The negotiation concentrates on plans to maintain “Syrian territorial unity” and to include the Kurdish-led Democratic Forces (SDF) in the regular army. The Kurds will have seats guaranteed in the Damascus parliament and they will teach their language in schools.

The Syrian Risk focuses on Manbij, a quiet town which, together with its hinterland, has a population of half a million people.

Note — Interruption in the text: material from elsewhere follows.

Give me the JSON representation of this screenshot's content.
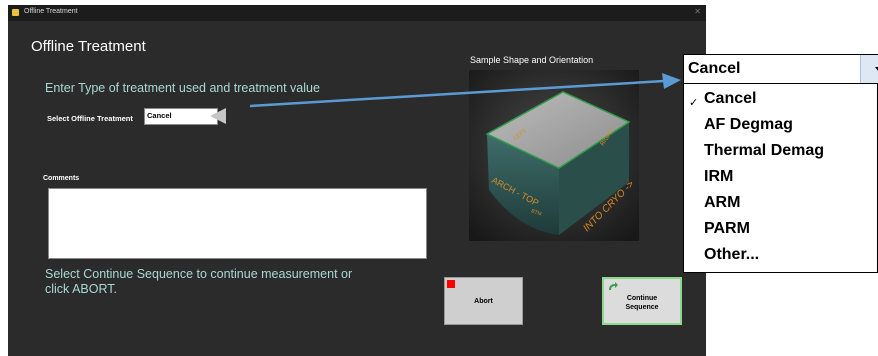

The jihadist suicide bombers are trying to infiltrate it to spread panic, just like last month when a terrorist killed four Americans in a busy street. “We have reports of a car bomb coming from the north,” they explain as if it was absolutely normal as soon as they arrive at the headquarters of the Kurdish forces.

North of the city, along the Sajor River, runs the first line of ten kilometers in front of the Turkish units and the Free Syrian Army, one of the first anti-Assad rebel groups. “The Turkish soldiers are easy to spot by the flag on the uniform, their equipment and more modern vehicles,” notes the young commander holding binoculars. From one of the many fixed posts that sprout like mushrooms on a bucolic terrain, the Kurdish militiamen await the war that will happen just a few hundred meters from a village of low white houses guarded by the Turks and Syrian rebels.

“Ankara is part of NATO. It is you who must stop them as your allies. Otherwise we will have to do it, even if they massacre us with planes and drones” pronounces Abu Sajor – the battle name of the commander which derives from the river along the front line. A column of armored vehicles with the stars and stripes flag fluttering in the wind rushes past us. The 28-year-old officer with a sad look has no doubts: “The Americans? If the Turks attack I only trust my men”.